Winter/Spring 1992
Public Housing and Community Policing:
A Team for Success
by Mark A. Leno, Jr., DPD-DHA Liaison Officer

If you were to ask the residents of any city or town to give their impression of low-income housing "projects," they would probably respond: To many people, low-income housing means poor, non-working people living in a neighborhood of violence, drugs, and abuse. But, in several communities across the United States, the residents of low-income public housing and the police are joining forces to turn the image around.

The Mineral Springs Challenge

The Dover (NH) Housing Authority's (DHA) low-income housing area, Mineral Park, houses 550 residents in 184 units. With the efforts of the residents, the DHA, and the Dover Police Department, the image has changed from bad to good.

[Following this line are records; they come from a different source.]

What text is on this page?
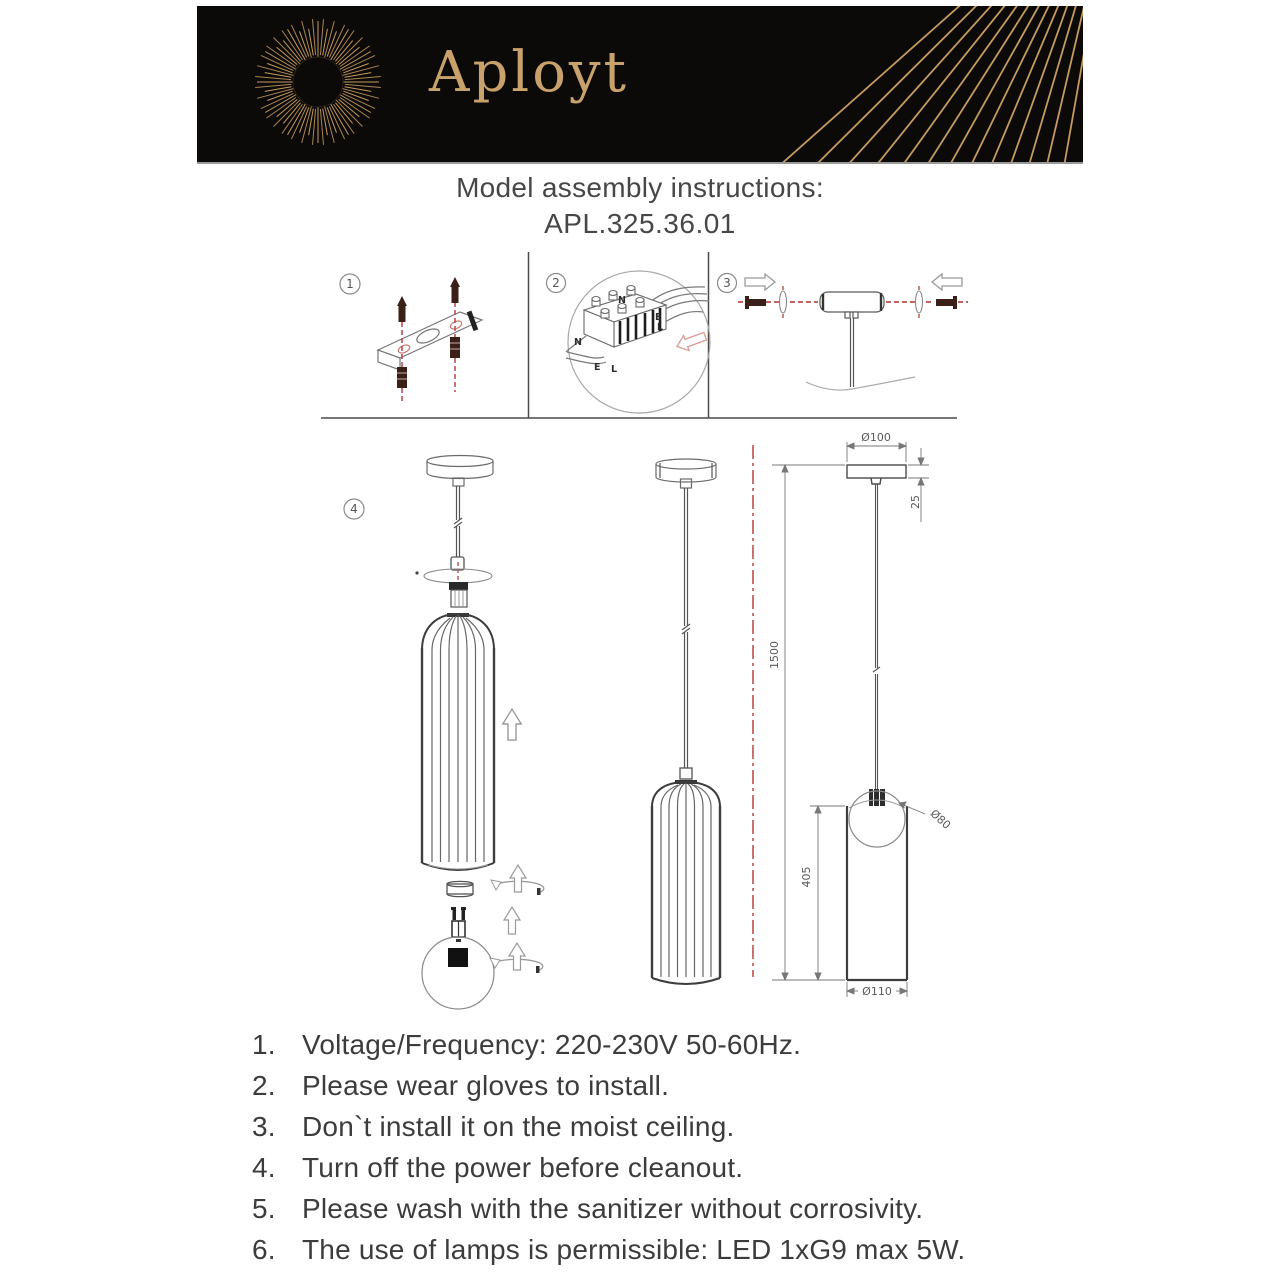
Aployt
Model assembly instructions:
APL.325.36.01
1	2
N
E
L
N
E L
3
4
Ø100
25
1500
405
Ø80
Ø110
1. Voltage/Frequency: 220-230V 50-60Hz.
2. Please wear gloves to install.
3. Don`t install it on the moist ceiling.
4. Turn off the power before cleanout.
5. Please wash with the sanitizer without corrosivity.
6. The use of lamps is permissible: LED 1xG9 max 5W.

Success didn't come overnight - it was preceded by years of tenuous to non- existent control of the three streets that make up the Mineral Park area. For years, the drug dealers and the criminal element controlled the area and its residents. Fights, thefts, and alcohol-related offenses were common, and there was very minimal cooperation between the residents and the police. Because of fear of reprisal, people were reluctant to share information with the police. Eventually, some of the residents began to get fed up with the drug dealing, crime, and disturbance, and one by one they came forward, the silent majority, to share information with DHA director, Jack Buckley. Buckley approached the Dover Police Department requesting assistance, and the decision was made to move an undercover officer into Mineral Park posing as a new resident - a traditional response to the problem.

After three months of undercover work, the officer had earned the reputation as a "drug dealer" and had successfully gained not only the confidence of the residents, but those who came to Mineral Park to buy or sell drugs. In late August 1988, the "sting" ended. In one night, the Dover Police swept into the area and arrested more than fifty people and confiscated several types of drugs and paraphernalia, returning the streets of Mineral Park to the silent majority.

A new solution to the challenge

About a year later, however, the drug activity and all of the problems that come with it had returned to Mineral Park. A long-term solution was needed, and the DHA and the Dover Police decided to try Community Policing.

Community Policing requires not only the cooperation of the police department, but the community that is being served. Without this cooperation, Community Policing won't work. To gain the cooperation of the residents, officers went door-to-door handing out crime prevention pamphlets and explaining what we would be doing in Mineral Park. The residents were told that I would be assigned as a full-time Community Policing Officer and that my only tour of duty would be to handle the calls within the housing area.

As I went door-to-door to explain Community Policing to the residents, I received a varied response - from enthusiastic about a "a full-time cop" being there to help, to having doors shut in my face before I could explain what I was doing. Several residents later admitted that they were afraid to answer their doors when they saw it was a police officer, because past experience told them that the police only came when something was wrong.

Eventually, the more time I spent in Mineral Park, the more cooperation between the residents and the police increased. As the residents began to trust that I was there to help people, not just to arrest them, calls for service began to increase, and, with them, people were volunteering their names and addresses. The residents began reporting drug and criminal activity without fear of reprisal. I reinforced the old adage that there is "safety in numbers" and the residents slowly began to believe this, realizing that it was only a handful of the residents that had controlled their lives and their neighborhood all these years.

With the residents working as a team with the police and the DHA to keep the streets safe for their families, the public image of Mineral Park began to change. Because of the success of this cooperative effort, the residents have joined forces with the rest of the community to host annual clean-up days, to sponsor a community Children's Parade, and to hold a Haunted House as a fundraiser for their recreation committee. Abandoned playgrounds have been rebuilt by the residents (the DHA gave them the materials), and the resident- run DHA Recreation Committee has built two more playgrounds with the money that they have raised through the haunted house, car washes, and yard sales. Where dirt, trash, and criminals used to gather, the residents are now planting flowers and grass and cleaning up the areas around their homes.

The local Head Start program has a new building on the DHA property, and approval has been granted to construct a major city recreation area that will include a baseball field, basketball court, and running track on DHA property located behind the Mineral Park area.

A sense of neighborhood pride has been restored to a housing area formerly known as "the worst part of town," and its restoration was inspired by the Community Policing effort. In the four years since the neighborhood was reclaimed from the criminal element, Mineral Park has surpassed other Dover neighborhoods by becoming the first to be recognized as a Neighborhood Watch area. With its improved public image, the city of Dover is looking at Mineral Park as a success story and a model for improving other city neighborhoods.